Italiens Haushalt belastet EU-Politik
Sozialpolitische Verbesserungen können aus Brüsseler Sicht durch Umverteilung innerhalb Italiens finanziert werden.
GD/AD – 11/2018
Die neue Rechtsregierung in Italien fordert derzeit Brüssel
und die traditionelle Eurorettungspolitik dadurch heraus, dass man entgegen der
Vorgabe auf einem höheren Staatsdefizit beharrt. In Brüssel sind viele Experten
der Meinung, dass das in Italien vorhandene Privatvermögen, welches pro Bürger
durchschnittlich höher ist als zum Beispiel in Deutschland, genügend Umverteilungsspielraum
lasse für die Finanzierung sozialpolitischer Leistungen. Demnach bleibt es Italien
unbenommen, etwa eine Grundsicherung für Arbeitssuchende einzuführen, nur müsste
diese solide gegenfinanziert sein.
Die der Wirklichkeit vorauseilenden Effekte sind seit Wochen
an den Börsen durchaus dramatisch zu verfolgen. Brüssel versucht es zwar, sich mit
deutlichen Worten Gehör zu verschaffen, könnte dabei aber, nach Meinung
von Beobachtern, auch scheitern. In der Tat hat Brüssel vergleichbare
Planverstöße anderer Mitgliedstaaten durchaus nicht a priori abgelehnt.
Frankreich hatte demnach über viele Jahre höhere Neuverschuldungen, als
„erlaubt“.
Der
„Corriere della Sera“ vermutet, dass die „neue Härte“ Brüssels auch mit dem
Charakter der gegenwärtigen italienischen Regierung zu tun hätte.

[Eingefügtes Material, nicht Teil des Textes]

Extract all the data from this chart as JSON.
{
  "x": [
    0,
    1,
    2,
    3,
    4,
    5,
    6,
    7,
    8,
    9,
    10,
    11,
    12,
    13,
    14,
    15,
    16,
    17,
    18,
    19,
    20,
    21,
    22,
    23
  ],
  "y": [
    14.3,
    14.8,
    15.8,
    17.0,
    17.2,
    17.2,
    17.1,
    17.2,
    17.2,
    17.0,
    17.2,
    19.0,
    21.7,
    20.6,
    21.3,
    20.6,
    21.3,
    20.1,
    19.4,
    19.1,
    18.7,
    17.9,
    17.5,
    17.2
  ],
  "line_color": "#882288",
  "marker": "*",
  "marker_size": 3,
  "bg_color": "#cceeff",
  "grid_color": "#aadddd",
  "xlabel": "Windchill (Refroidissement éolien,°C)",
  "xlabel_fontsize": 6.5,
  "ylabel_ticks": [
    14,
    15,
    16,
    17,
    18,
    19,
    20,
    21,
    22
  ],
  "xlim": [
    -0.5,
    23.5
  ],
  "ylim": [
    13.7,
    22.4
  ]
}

Die Koalition
aus Rechts- und Linkspopulisten versteht es jedenfalls, auch solche
Italienerinnen und Italiener hinter sich zu vereinen, die weit entfernt davon
wären, die harten Extremziele und Praktiken der Regierenden in Rom zu
unterstützen. Die allgemeine Ablehnung der „Budgetfremdbestimmung“ und die oft
unbefriedigende Rolle des einstigen „governo tecnico“ verbindet demnach
sozialpolitisch frustrierte Bevölkerungskreise auch jenseits von
Parteipräferenzen.
Wie auch immer Brüssel entscheidet: die Chancen, dabei
erfolgreich gegen die italienische Regierung sein zu können, sind nach Meinung
von Insidern nicht besonders groß. Geriete Italien ernsthaft ins Trudeln, so
gäbe es keinen funktionierenden Rettungsschirm, der diese Last stemmen könnte. Eine
von italienischen Banken ausgelöste Krise hätte binnen Stunden oder Tagen einen
EU-weiten Effekt, auch bei uns in Deutschland und gewiss im dort
hochengagierten Frankreich.
Der neugewählte EVP Spitzenkandidat Manfred Weber führt nach
einem Bericht der Tageszeitung „Die Welt“ vom 20.November 2018 aus, dass die
Wirtschafts- und Finanzkrise“ „überwunden“ sei. Die Welt berichtet überdies,
dass nach seiner Auffassung „sich die Menschen auf dem ganzen Kontinent nach
Botschaften sehnen, die wieder optimistisch sind“.
Auch wenn zahlreiche Ökonomen grundsätzlich andere
Einschätzungen zur Bewältigung der Euro- und Schuldenkrise vortragen, kann ein
fundamentaler Konflikt mit einer Eskalation der italienischen Finanzsituation
kaum in das Vorwahlkonzept der EU passen. Ebenso wenig dürften die Regierenden
am Tiber bereit sein, sich zu fügen, zumal ihnen der Konflikt mit der in
Italien überaus unpopulären EU neue Wählerkreise erschließt.